Céline Pajon, Chercheuse à l’IFRI, responsable des activités Japon et coordinatrice du programme Océanie au Centre Asie. Contributrice au RAMSES 2026, sous la direction de Thierry de Montbrial et Dominique David.
Interview organisée et conduite par Pierre Verluise, docteur en Géopolitique, fondateur du Diploweb, il produit Planisphère sur Radio Notre Dame et RCF. Cette émission a été enregistrée le 22 septembre et diffusée le 21 octobre 2025.
Synthèse par Émilie Bourgoin, étudiante en dernière année de Master Sécurité et Défense à l’Université d’Ottawa, après un BBA à l’EDHEC. Elle a travaillé en alternance au sein de la cellule sûreté d’un grand groupe.
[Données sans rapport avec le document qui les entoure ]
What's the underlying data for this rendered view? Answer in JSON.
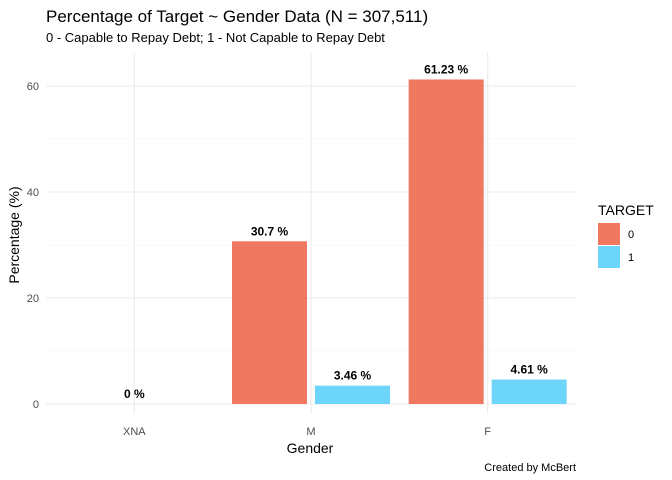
{
  "chart_data": {
    "type": "bar",
    "title": "Percentage of Target ~ Gender Data (N = 307,511)",
    "subtitle": "0 - Capable to Repay Debt; 1 - Not Capable to Repay Debt",
    "xlabel": "Gender",
    "ylabel": "Percentage (%)",
    "caption": "Created by McBert",
    "categories": [
      "XNA",
      "M",
      "F"
    ],
    "ylim": [
      0,
      65
    ],
    "yticks": [
      0,
      20,
      40,
      60
    ],
    "grid": true,
    "legend": {
      "title": "TARGET",
      "position": "right"
    },
    "series": [
      {
        "name": "0",
        "color": "#F07860",
        "values": [
          0,
          30.7,
          61.23
        ],
        "labels": [
          "0 %",
          "30.7 %",
          "61.23 %"
        ]
      },
      {
        "name": "1",
        "color": "#6DD5FA",
        "values": [
          0,
          3.46,
          4.61
        ],
        "labels": [
          "",
          "3.46 %",
          "4.61 %"
        ]
      }
    ]
  }
}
Elle a la charge du suivi hebdomadaire de l’actualité des livres, revues et conférences géopolitiques comme de la rédaction des synthèses des épisodes de l’émission Planisphère pour Diploweb.
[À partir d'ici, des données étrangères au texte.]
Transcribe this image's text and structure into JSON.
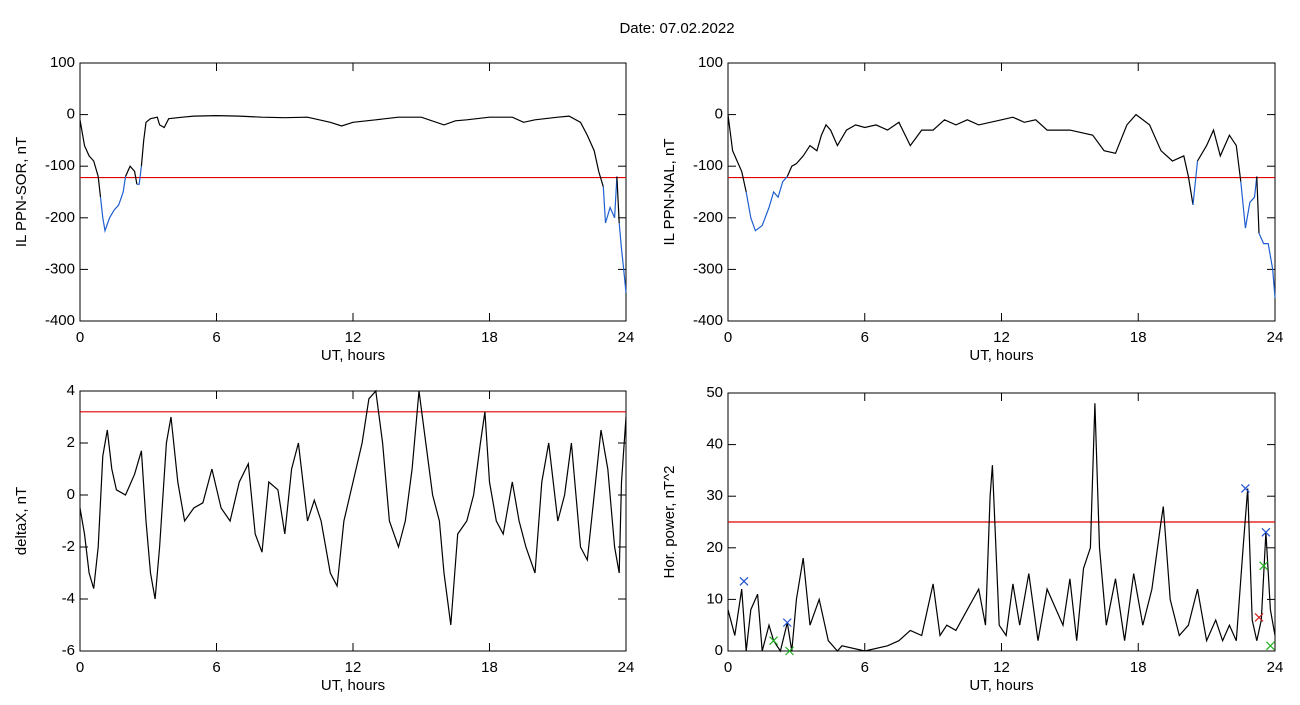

Le Japon est une puissance économique importante mais fragilisée par une croissance devenue quasi-nulle… et une démographie vieillissante. Existe-t-il d’autres causes de fragilité, internes et externes ? Comment comprendre un Japon affaibli dans le désordre du monde ? Comment le Japon tente-t-il de faire face ? Pour répondre au micro de Planisphère, nous avons l’honneur de recevoir Céline Pajon. Podcast et synthèse rédigée.
Sanae Takaichi du Parti libéral-démocrate (PLD) a été élue élue le 21 octobre 2025 Première ministre par la chambre basse du Parlement. Sa nomination sera officielle après sa rencontre avec l’empereur Naruhito, prévue le 21 octobre.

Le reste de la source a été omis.